Four hundred victims were buried in Najaf.
The governor of Najaf, As’ad Abu Kalal, defended his security arrangements, saying that his main concern had been the infiltration of terrorists into Najaf city, the site of the shrine of Imam Ali, and that he had deployed police and security forces to prevent any such occurrence (successfully).
Young Shiite nationalist Muqtada al-Sadr called off a planned protest in Najaf against the deaths caused by the stampede. He said he had become convinced that the incident had been artificially provoked.
Iran’s Supreme Jurisprudent Ali Khamenei blamed “the satanic presence” of US troops for the tragedy and called on Iraq and Syria to make an alliance with Iran in fighting terrorism.

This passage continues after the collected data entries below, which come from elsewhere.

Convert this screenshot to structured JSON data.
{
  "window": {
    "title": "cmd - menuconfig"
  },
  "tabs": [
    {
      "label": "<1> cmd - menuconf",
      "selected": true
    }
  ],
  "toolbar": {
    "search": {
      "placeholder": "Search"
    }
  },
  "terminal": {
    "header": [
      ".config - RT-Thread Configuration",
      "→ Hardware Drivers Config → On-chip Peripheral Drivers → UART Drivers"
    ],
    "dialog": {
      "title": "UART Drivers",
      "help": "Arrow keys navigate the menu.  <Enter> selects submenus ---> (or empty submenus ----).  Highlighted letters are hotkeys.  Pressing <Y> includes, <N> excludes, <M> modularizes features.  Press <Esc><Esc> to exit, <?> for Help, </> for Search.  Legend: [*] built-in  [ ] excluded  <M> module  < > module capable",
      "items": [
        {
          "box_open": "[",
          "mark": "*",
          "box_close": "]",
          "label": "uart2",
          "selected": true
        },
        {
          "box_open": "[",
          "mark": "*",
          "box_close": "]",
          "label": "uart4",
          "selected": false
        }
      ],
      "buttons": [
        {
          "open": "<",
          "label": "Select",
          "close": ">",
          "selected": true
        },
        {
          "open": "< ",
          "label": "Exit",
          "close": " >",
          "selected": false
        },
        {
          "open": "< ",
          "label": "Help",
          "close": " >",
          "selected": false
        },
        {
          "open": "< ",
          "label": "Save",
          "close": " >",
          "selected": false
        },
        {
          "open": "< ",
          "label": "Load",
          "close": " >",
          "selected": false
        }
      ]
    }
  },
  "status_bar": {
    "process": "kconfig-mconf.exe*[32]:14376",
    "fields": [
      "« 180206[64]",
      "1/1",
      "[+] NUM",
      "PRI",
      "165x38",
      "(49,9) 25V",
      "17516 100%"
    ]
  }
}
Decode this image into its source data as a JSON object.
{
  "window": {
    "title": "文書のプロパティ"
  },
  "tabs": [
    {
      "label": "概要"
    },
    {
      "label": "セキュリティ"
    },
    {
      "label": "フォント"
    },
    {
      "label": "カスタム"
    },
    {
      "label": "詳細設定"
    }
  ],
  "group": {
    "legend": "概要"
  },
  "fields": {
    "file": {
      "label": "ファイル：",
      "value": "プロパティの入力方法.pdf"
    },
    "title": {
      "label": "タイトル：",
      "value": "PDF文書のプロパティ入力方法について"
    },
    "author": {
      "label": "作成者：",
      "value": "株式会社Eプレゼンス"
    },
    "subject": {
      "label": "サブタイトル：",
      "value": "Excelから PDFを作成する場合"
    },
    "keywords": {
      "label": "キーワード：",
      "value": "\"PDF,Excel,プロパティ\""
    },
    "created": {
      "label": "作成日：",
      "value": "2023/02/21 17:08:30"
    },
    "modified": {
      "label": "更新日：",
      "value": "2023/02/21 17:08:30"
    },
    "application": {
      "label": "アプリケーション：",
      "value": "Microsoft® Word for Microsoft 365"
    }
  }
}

Despite the atmosphere of gloom and mourning throughout Iraq over the tragedy at Kadhimiyah, negotiations continued among politicians over efforts to amend the text of the constitution in order to please the Sunni Arabs and to respond to pressure from Washington for a consensus before the upcoming referendum.
In Basra, guerrillas fired on worshippers Friday morning as they came out of Sunni mosques, killing one man and wounding up to 7 others. Basra is an overwhelmingly Shiite city with a small Sunni Arab minority.